(CapitalWatch, May 23, New York) Less than a year after it celebrated its New York IPO, shareholders of Didi Global (NYSE: DIDI) voted to delist the Chinese ride-hailing giant in final capitulation to Beijing regulators.
Didi has notified the New York Stock Exchange that it will proceed with the delisting of its American depositary shares after a confirmative shareholder vote. The company will file on or after June 2 and the delisting is expected to occur 10 days after the effectiveness of the filing, according to the statement. Didi will thus end its fiasco of a trading run in New York that began on June 30 of last year with a $4.4 billion deal.
The stock in Didi jumped in early trading, but reverted, trading flat at $1.50 per share in the afternoon. Uncertainty remains for Didi, as its Hong Kong listing remains in limbo. China's cybersecurity regulator is onto Didi for the apparent lack of safety of user data on its app – and the company will not be able to proceed to a Hong Kong listing until it clears all checkpoints.
It was reported that the cybersecurity watchdog has advised Didi to delay its U.S. listing, but Didi went through with the IPO. Now, in addition to implementing data safety changes, the company will likely pay a fine to the Chinese authorities in the settlement of the probe.

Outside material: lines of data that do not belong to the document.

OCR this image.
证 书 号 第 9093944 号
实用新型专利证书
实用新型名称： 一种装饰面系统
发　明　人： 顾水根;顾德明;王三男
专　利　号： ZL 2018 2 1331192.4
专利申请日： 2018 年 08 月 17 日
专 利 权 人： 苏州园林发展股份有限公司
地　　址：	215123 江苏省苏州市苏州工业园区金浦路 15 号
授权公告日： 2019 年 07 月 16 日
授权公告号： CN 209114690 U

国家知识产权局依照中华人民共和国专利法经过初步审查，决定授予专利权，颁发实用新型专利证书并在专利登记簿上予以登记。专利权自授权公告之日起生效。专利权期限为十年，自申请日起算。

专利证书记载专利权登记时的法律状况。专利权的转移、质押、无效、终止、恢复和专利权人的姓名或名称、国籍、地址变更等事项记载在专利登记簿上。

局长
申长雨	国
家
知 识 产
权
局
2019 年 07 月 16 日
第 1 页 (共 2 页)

It was immediately after Didi's listing last year that China launched its crackdown on overseas listings, tightened its data security laws, and saw many a company's U.S. listing plans shelved. This followed an anti-monopoly clampdown that wiped hundreds of billions from Chinese techs' market values and turned investors this much more wary of regulatory risks.

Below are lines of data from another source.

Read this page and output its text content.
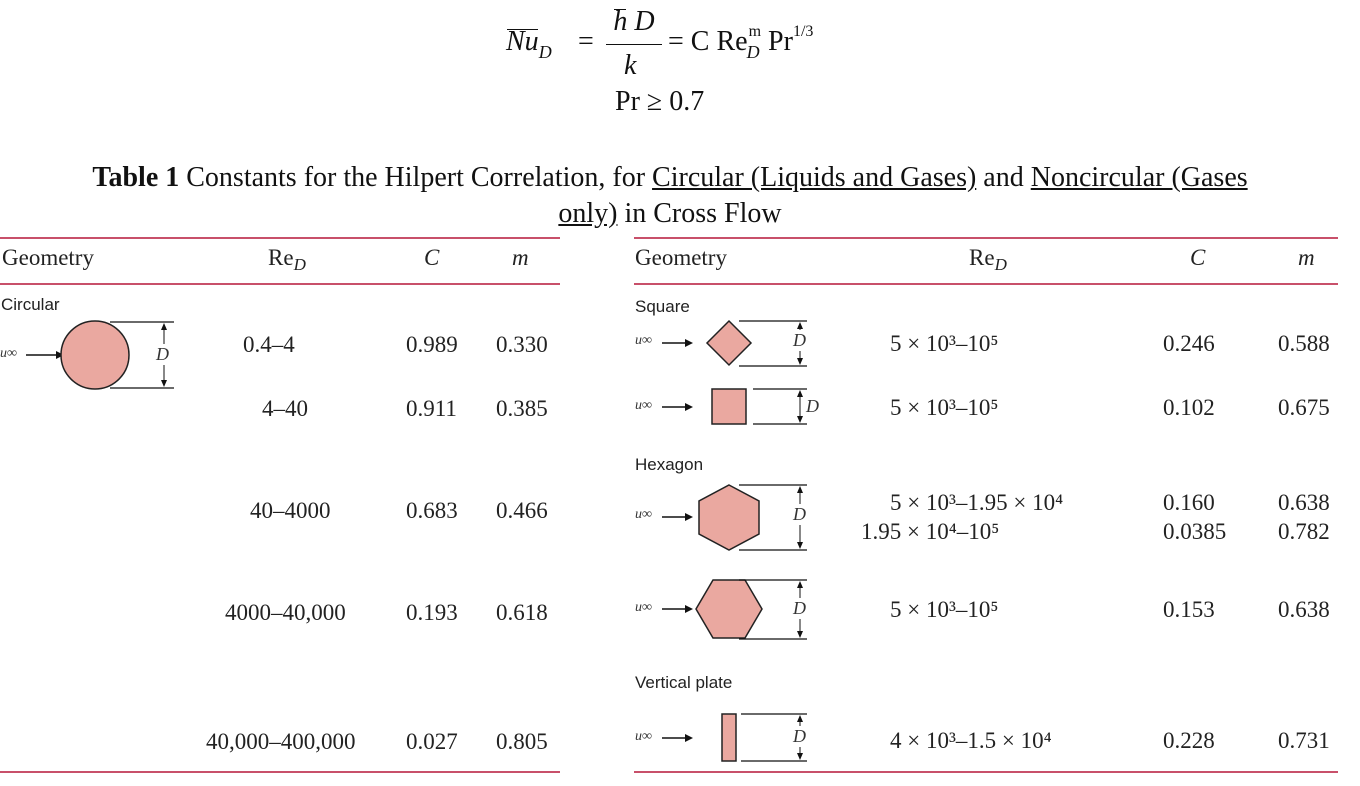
$Nu_D$ =
h D
k
= C $Re_D^m$ $Pr^{1/3}$
Pr ≥ 0.7
Table 1 Constants for the Hilpert Correlation, for Circular (Liquids and Gases) and Noncircular (Gases
only) in Cross Flow
Geometry	$Re_D$	C	m
Circular
u∞	D	0.4–4	0.989 0.330
4–40	0.911 0.385
40–4000	0.683 0.466
4000–40,000	0.193 0.618
40,000–400,000 0.027 0.805
Geometry	$Re_D$	C	m
Square
Hexagon
Vertical plate
u∞	D
u∞	D
u∞	D
u∞	D
u∞	D
5 × 10³–10⁵	0.246	0.588
5 × 10³–10⁵	0.102	0.675
5 × 10³–1.95 × 10⁴	0.160	0.638
1.95 × 10⁴–10⁵	0.0385 0.782
5 × 10³–10⁵	0.153	0.638
4 × 10³–1.5 × 10⁴	0.228	0.731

The talk of Beijing's softening stance on innovative tech development and overseas capital raising by the companies surfaced only recently, nearly a year after the crackdown's launch.
Meanwhile, in the U.S., Didi faces an investigation by the U.S. Securities Exchange Commission.
Overall, Didi has lost about $70 billion of its market value, according to Bloomberg. Didi's shareholders include SoftBank Group (OTC: SFTBY), Tencent (HKEX: 0700; OTC: TCEHY), Uber (NYSE: UBER), BlackRock (NYSE: BLK), and Fidelity. Some hedge funds have already disposed of about $231.9 million worth of Didi shares in the first quarter, Bloomberg reported.
Upon its delisting from the NYSE, Didi will likely remain traded over the counter.